Generate Ped Map

Command examples: --ped-map --sample PATH_TO_SAMPLE_FILE --out PATH_TO_OUTPUT_DIR

Command options:

--ped-map: trigger generate PED/MAP files function.

The sequence information of the indel is retained, but the genotype will be represented in the ped file using the nomenclature: I (for insertion) or D (for deletion). Thus the three genotypes would be I/I for homozygous ref, I/D for heterozygous or D/D for homozygous deletion. For insertions the nomenclature would be reversed: Homozygous reference subjects would be D/D, while homozygous insertion would be I/I.

--eigenstrat: trigger to run eigensoft after generating ped file and map file.

--flashpca: trigger to run FlashPCA after generating ped file and map file.

--flashpca-plink-pruning: trigger to run plink outlier removal; default (absence of this option) is false i.e. by default outliers are not removed.

--flashpca-num-eigvec: number of eigenvectors for flashpca; default = 10.
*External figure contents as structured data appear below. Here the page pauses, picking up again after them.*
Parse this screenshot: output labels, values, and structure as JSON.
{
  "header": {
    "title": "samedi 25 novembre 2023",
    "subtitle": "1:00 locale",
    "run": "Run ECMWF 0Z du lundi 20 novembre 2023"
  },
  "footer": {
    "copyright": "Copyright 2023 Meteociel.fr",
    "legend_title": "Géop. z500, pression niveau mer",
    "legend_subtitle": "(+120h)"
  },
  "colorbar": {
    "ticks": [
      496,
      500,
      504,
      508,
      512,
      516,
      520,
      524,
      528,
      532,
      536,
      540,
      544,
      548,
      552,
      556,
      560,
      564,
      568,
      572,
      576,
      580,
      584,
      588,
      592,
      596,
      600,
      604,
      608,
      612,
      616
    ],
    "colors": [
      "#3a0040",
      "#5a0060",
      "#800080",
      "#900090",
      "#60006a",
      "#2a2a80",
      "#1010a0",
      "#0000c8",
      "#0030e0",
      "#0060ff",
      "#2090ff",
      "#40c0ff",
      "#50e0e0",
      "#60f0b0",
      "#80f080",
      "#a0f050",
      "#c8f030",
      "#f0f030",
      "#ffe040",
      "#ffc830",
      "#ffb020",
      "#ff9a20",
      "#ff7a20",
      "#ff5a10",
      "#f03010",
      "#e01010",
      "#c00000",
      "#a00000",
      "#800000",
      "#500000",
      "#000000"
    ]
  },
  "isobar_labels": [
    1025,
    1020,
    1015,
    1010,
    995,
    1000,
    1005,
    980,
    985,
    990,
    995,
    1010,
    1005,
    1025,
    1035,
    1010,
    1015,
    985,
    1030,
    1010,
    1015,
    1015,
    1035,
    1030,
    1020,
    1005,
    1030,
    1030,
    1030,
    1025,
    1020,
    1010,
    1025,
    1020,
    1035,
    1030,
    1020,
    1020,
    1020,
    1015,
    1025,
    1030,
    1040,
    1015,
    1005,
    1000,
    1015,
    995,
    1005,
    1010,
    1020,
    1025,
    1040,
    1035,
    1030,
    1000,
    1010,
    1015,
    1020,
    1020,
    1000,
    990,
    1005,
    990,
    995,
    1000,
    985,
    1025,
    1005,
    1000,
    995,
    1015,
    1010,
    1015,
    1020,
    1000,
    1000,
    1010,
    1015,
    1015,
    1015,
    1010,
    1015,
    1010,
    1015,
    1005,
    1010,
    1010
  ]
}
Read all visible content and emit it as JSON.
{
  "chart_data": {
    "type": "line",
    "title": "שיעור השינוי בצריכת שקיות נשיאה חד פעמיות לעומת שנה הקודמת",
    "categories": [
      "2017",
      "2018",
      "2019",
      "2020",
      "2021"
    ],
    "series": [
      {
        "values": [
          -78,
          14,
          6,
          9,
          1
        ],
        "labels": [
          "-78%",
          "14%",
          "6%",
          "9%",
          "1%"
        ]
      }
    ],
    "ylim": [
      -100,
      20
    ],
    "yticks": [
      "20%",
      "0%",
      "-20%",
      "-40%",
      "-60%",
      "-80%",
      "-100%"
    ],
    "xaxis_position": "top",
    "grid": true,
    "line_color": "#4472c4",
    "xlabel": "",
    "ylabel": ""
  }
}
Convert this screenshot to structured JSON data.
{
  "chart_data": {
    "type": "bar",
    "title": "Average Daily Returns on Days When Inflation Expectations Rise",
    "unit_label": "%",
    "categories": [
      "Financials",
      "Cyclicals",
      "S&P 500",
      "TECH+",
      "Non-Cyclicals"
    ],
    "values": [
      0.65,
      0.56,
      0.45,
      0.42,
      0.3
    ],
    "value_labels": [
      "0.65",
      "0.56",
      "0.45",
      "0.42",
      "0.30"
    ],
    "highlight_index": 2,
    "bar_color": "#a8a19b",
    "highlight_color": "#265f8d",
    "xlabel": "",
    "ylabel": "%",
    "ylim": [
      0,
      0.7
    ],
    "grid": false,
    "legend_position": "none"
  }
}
--flashpca-num-nearest-neighbor: number of neighbors to decide if sample is an outlier using plink outlier detection; default = 5

--flashpca-z-score-thresh: default value is -3

plink outlier detection generates an outlier.nearest file with the Z scores across the k nearest neighbors ( k = '--num-nearest-neighbor' value) for each sample.
If the average of z-scores across all nearest neighbors for each sample < z-score-thresh, the sample is classified as an "outlier".

--kinship: trigger to run kinship after generating ped file and map file.

this option will greedily remove one individual from a pair of relatives, as described in Kinship Pruning.

--kinship-relatedness-threshold: greedily remove samples as described if they have a kinship value above this threshold. Default value is 0.0884.

--sample-coverage-summary: optional option for kinship process, input file is "sample.summary.csv" output from Coverage Summary function.

Running eigenstra, flashpca or kinship script requires an LD-pruned list of variants with MAF>1-5%. If you do not have experience creating your own such list, then it is recommended that you use one of the SNP sets as described in SNV Data Sets as part of your command.

All the Command Options are available to use in this function.